Nach mindestens 5 Bescheiden und Änderungen, habe ich 535,00€ ALGll u. ALG1 314.00€ bekommen und nach letzten Bescheid soll ich alles zurück zahlen, und hätte nur einen Anspruch von 89.00€ wenn sie das Überbrückungsgeld mit Anrechnen. Das ist doch der Hit, kaum Entlassen schon wieder Schulden gemacht!! Sie können mich auch gern einmal Anrufen unter 0341/24999119 Danke. Was Sagen Sie dazu? LG
Experte:  Sabrina Krumscheid hat geantwortet vor 5 Jahren.
Dafür wäre es wichtig zu wissen, wie die ArGe das Überbrückungsgeld angerechnet hat. Denn sollte die ArGe es als Einkommen anrechnen, dann wäre die Berechung wohl richtig.

Aber das Überbrückungsgeld vor Antragsstellung wäre ja Vermögen. So dass es nicht zu einer Anrechnung hätte kommen dürfen!
Gem. § 12 SGB II haben Sie einen Grundfreibetrag von Vermögen iHv mindestens 3100 €. Also 3100 € könnten Sie trotz Antragstellung auf ALG I haben, ohne dieses verwenden zu müssen.

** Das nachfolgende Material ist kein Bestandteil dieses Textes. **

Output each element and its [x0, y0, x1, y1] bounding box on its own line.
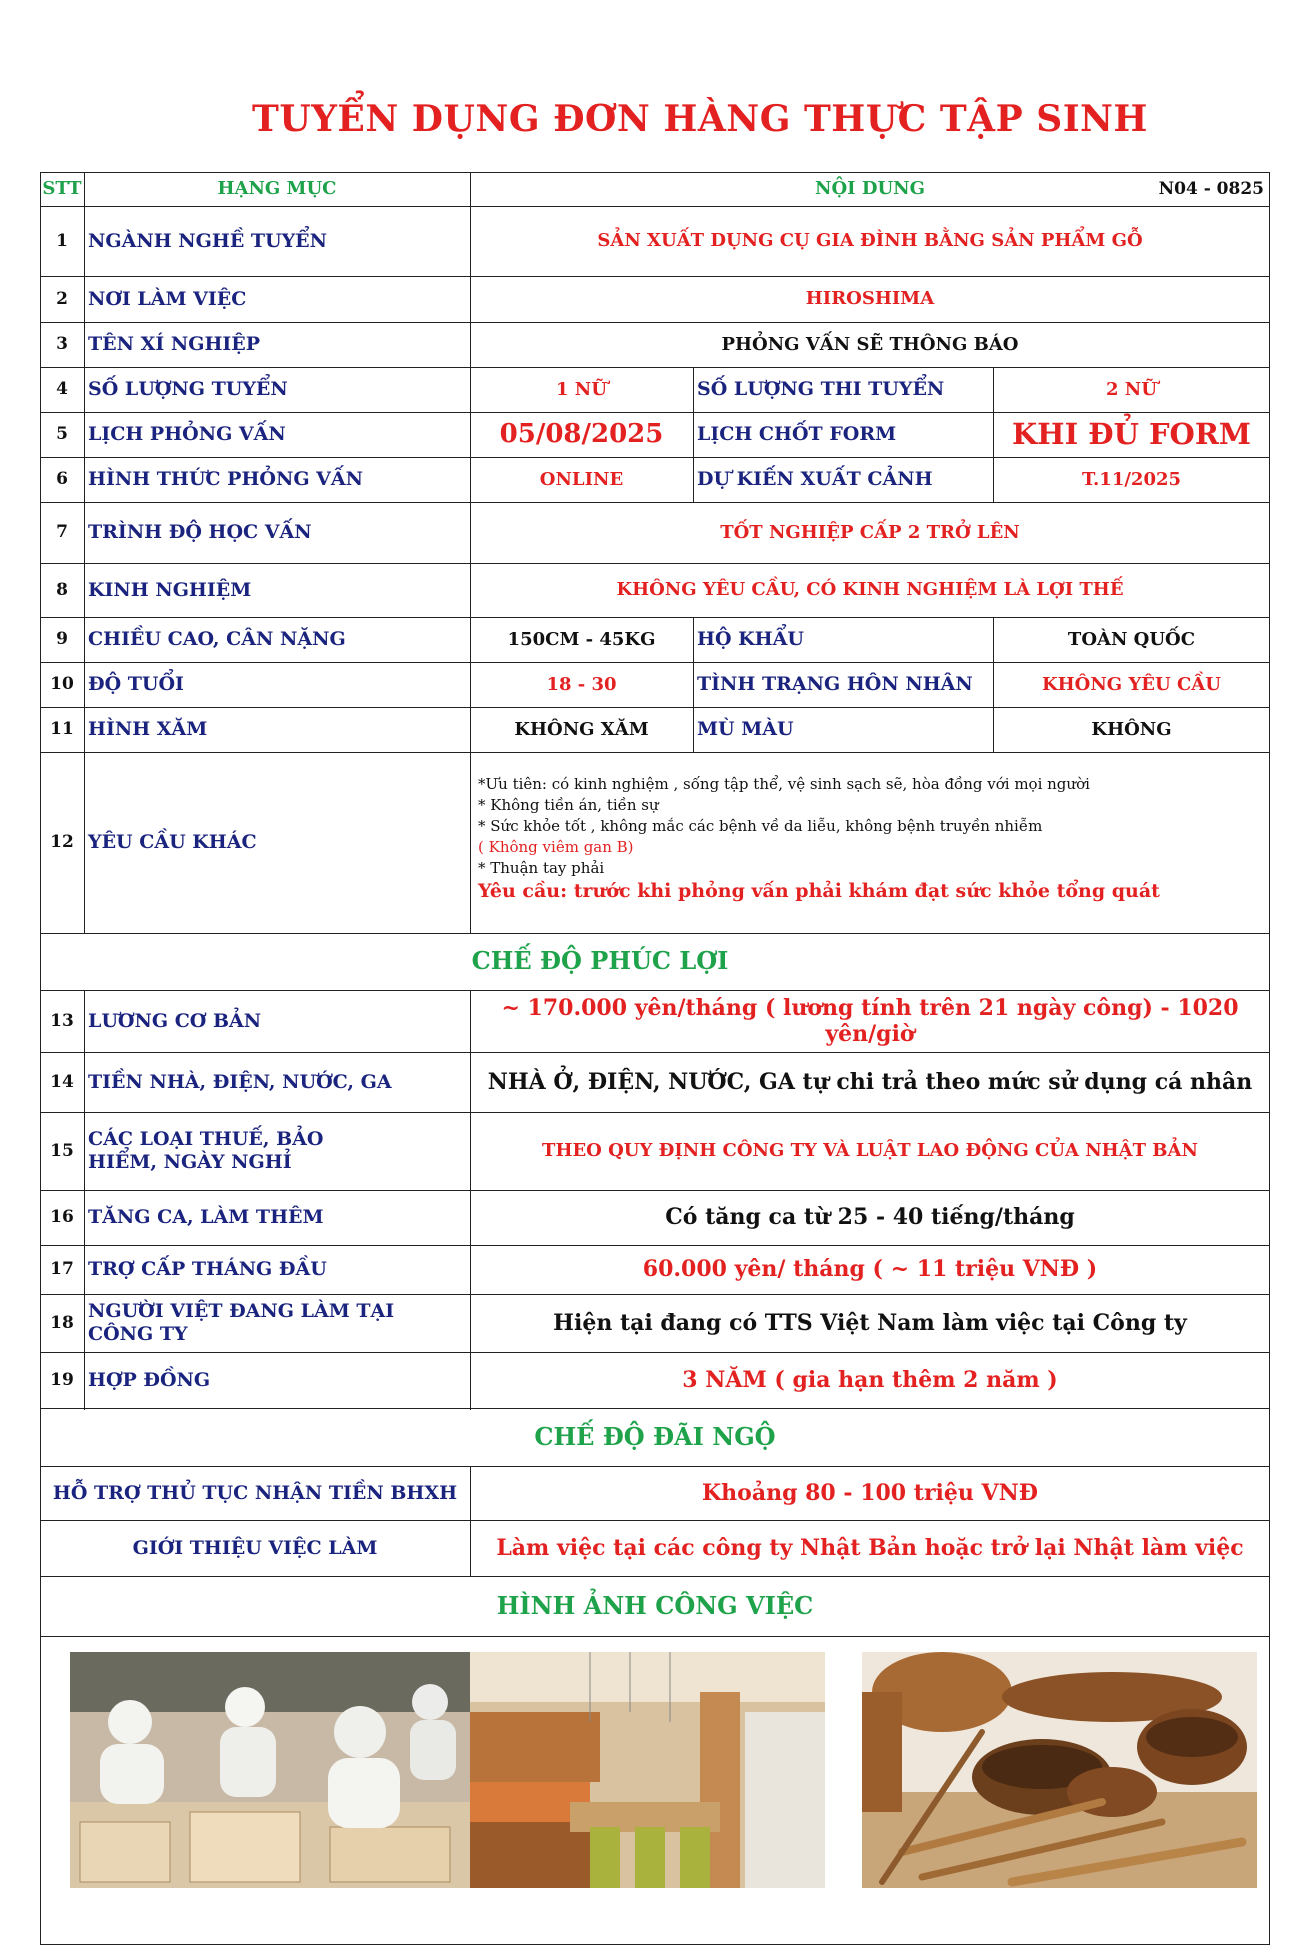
row-value: KHÔNG XĂM [514, 718, 649, 740]
row-label-2: SỐ LƯỢNG THI TUYỂN [697, 378, 945, 401]
requirement-line: * Không tiền án, tiền sự [478, 796, 659, 814]
row-number: 10 [50, 674, 74, 695]
row-number: 6 [56, 469, 68, 490]
header-code: N04 - 0825 [1158, 178, 1264, 199]
row-value-2: T.11/2025 [1081, 468, 1182, 490]
row-value-2: 2 NỮ [1106, 378, 1157, 400]
row-label-2: DỰ KIẾN XUẤT CẢNH [697, 468, 933, 491]
row-number: 16 [50, 1207, 74, 1228]
row-label: TĂNG CA, LÀM THÊM [88, 1206, 324, 1229]
row-value: TỐT NGHIỆP CẤP 2 TRỞ LÊN [720, 521, 1020, 543]
interview-date: 05/08/2025 [499, 418, 664, 449]
row-label: CHIỀU CAO, CÂN NẶNG [88, 628, 346, 651]
row-value: Làm việc tại các công ty Nhật Bản hoặc trở lại Nhật làm việc [496, 1534, 1244, 1561]
row-label-2: LỊCH CHỐT FORM [697, 423, 897, 446]
row-number: 5 [56, 424, 68, 445]
row-label: NGƯỜI VIỆT ĐANG LÀM TẠI CÔNG TY [88, 1300, 395, 1345]
kitchen-photo [470, 1652, 825, 1888]
row-number: 3 [56, 334, 68, 355]
row-label: TRÌNH ĐỘ HỌC VẤN [88, 521, 312, 544]
row-value: HIROSHIMA [805, 288, 935, 310]
row-label-2: TÌNH TRẠNG HÔN NHÂN [697, 673, 973, 696]
row-label: TRỢ CẤP THÁNG ĐẦU [88, 1258, 327, 1281]
form-deadline: KHI ĐỦ FORM [1011, 417, 1252, 452]
row-label: HÌNH THỨC PHỎNG VẤN [88, 468, 364, 491]
row-number: 2 [56, 288, 68, 309]
page-title: TUYỂN DỤNG ĐƠN HÀNG THỰC TẬP SINH [252, 98, 1148, 140]
row-value: THEO QUY ĐỊNH CÔNG TY VÀ LUẬT LAO ĐỘNG CỦA NHẬT BẢN [542, 1140, 1198, 1162]
requirement-line: Yêu cầu: trước khi phỏng vấn phải khám đạt sức khỏe tổng quát [478, 880, 1160, 902]
row-value: NHÀ Ở, ĐIỆN, NƯỚC, GA tự chi trả theo mức sử dụng cá nhân [487, 1068, 1253, 1095]
row-value: PHỎNG VẤN SẼ THÔNG BÁO [721, 333, 1019, 355]
row-label: NƠI LÀM VIỆC [88, 287, 247, 310]
row-label: TIỀN NHÀ, ĐIỆN, NƯỚC, GA [88, 1070, 392, 1093]
requirement-line: * Sức khỏe tốt , không mắc các bệnh về da liễu, không bệnh truyền nhiễm [478, 817, 1043, 835]
row-label: YÊU CẦU KHÁC [88, 831, 257, 854]
row-value: 150CM - 45KG [507, 628, 656, 650]
row-label: GIỚI THIỆU VIỆC LÀM [132, 1536, 378, 1559]
row-number: 11 [50, 719, 74, 740]
row-value-2: KHÔNG [1091, 718, 1172, 740]
row-value: 3 NĂM ( gia hạn thêm 2 năm ) [682, 1366, 1058, 1393]
row-label: KINH NGHIỆM [88, 578, 252, 601]
row-number: 9 [56, 629, 68, 650]
requirement-line: * Thuận tay phải [478, 859, 605, 877]
row-label: SỐ LƯỢNG TUYỂN [88, 378, 288, 401]
row-value: 1 NỮ [556, 378, 607, 400]
header-stt: STT [42, 178, 82, 200]
row-number: 7 [56, 522, 68, 543]
row-number: 13 [50, 1010, 74, 1031]
requirement-line: *Ưu tiên: có kinh nghiệm , sống tập thể, vệ sinh sạch sẽ, hòa đồng với mọi người [478, 775, 1090, 793]
row-label: HỖ TRỢ THỦ TỤC NHẬN TIỀN BHXH [52, 1481, 458, 1504]
row-value: Hiện tại đang có TTS Việt Nam làm việc tại Công ty [553, 1309, 1187, 1336]
row-number: 12 [50, 832, 74, 853]
row-label: NGÀNH NGHỀ TUYỂN [88, 229, 328, 252]
row-value: 60.000 yên/ tháng ( ~ 11 triệu VNĐ ) [642, 1256, 1098, 1283]
row-value-2: TOÀN QUỐC [1067, 628, 1196, 650]
row-number: 4 [56, 379, 68, 400]
row-number: 17 [50, 1259, 74, 1280]
row-label: TÊN XÍ NGHIỆP [88, 333, 261, 356]
welfare-heading: CHẾ ĐỘ PHÚC LỢI [471, 946, 729, 976]
row-value: Có tăng ca từ 25 - 40 tiếng/tháng [665, 1204, 1075, 1231]
requirement-line: ( Không viêm gan B) [478, 838, 634, 856]
row-label: LỊCH PHỎNG VẤN [88, 423, 286, 446]
wooden-utensils-photo [862, 1652, 1257, 1888]
row-label-2: MÙ MÀU [697, 718, 794, 741]
row-label: CÁC LOẠI THUẾ, BẢO HIỂM, NGÀY NGHỈ [88, 1128, 324, 1173]
row-value: ONLINE [539, 468, 624, 490]
row-label-2: HỘ KHẨU [697, 628, 804, 651]
row-number: 8 [56, 579, 68, 600]
row-label: HÌNH XĂM [88, 718, 208, 741]
header-content: NỘI DUNG [815, 178, 925, 200]
row-value: Khoảng 80 - 100 triệu VNĐ [702, 1479, 1038, 1506]
treatment-heading: CHẾ ĐỘ ĐÃI NGỘ [534, 1421, 776, 1451]
photos-heading: HÌNH ẢNH CÔNG VIỆC [496, 1590, 814, 1620]
row-number: 1 [56, 230, 68, 251]
row-number: 15 [50, 1140, 74, 1161]
row-label: HỢP ĐỒNG [88, 1368, 211, 1391]
row-label: LƯƠNG CƠ BẢN [88, 1009, 262, 1032]
row-label: ĐỘ TUỔI [88, 673, 184, 696]
row-value: KHÔNG YÊU CẦU, CÓ KINH NGHIỆM LÀ LỢI THẾ [616, 579, 1124, 601]
row-number: 19 [50, 1369, 74, 1390]
row-value: ~ 170.000 yên/tháng ( lương tính trên 21 ngày công) - 1020 yên/giờ [501, 994, 1239, 1047]
row-value: 18 - 30 [546, 673, 617, 695]
row-number: 18 [50, 1312, 74, 1333]
row-number: 14 [50, 1071, 74, 1092]
other-requirements [478, 774, 1258, 902]
header-category: HẠNG MỤC [217, 178, 337, 200]
factory-workers-photo [70, 1652, 470, 1888]
row-value-2: KHÔNG YÊU CẦU [1042, 673, 1221, 695]
row-value: SẢN XUẤT DỤNG CỤ GIA ĐÌNH BẰNG SẢN PHẨM GỖ [597, 230, 1143, 252]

Kunde: hat geantwortet vor 5 Jahren.
Na die Berechnen es zum einen Sonstiges Einkommen und im Anschluss nennen die es Einkommensüberhang. Es ist aber immer die Rede in den Bescheiden von Einkommen.
Experte:  Sabrina Krumscheid hat geantwortet vor 5 Jahren.
Dann sollten Sie nochmals mit Ihrem Sachbearbeiter/ Ihrer Sachbearbeiterin bei der ArGe sprechen und eventuell unter Nennung des Urteils aufführen, dass die Berechung falsch ist, da es sich bei dem Überbrückungsgeld vor Antragstellung um Vermögen und nicht um Einkommen handelt.
Sollten Sie hier keinen Erfolg haben, würde ich Ihnen raten, dass Sie bei dem Amtsgericht an Ihrem Wohnsitz einen sogenannten Beratungshilfeschein beantragen und mit diesem Beratungshilfeschein zu einem Anwalt gehen, der dies dann entsprechend für Sie regelt.
Sabrina Krumscheid und weitere Experten für Sozialrecht sind bereit, Ihnen zu helfen.
Kunde: hat geantwortet vor 5 Jahren.
Ich Danke ihnen das Werde ich wohl machen, ich habe bereits Widerspruch eingelegt gegen alle Bescheide. Ich Danke ihnen
Experte:  Sabrina Krumscheid hat geantwortet vor 5 Jahren.
Gerne, ich hoffe, dass Sie bereits mit dem eingelegten Widerspruch Erfolg haben und wünsche Ihnen alles Gute für die Zukunft!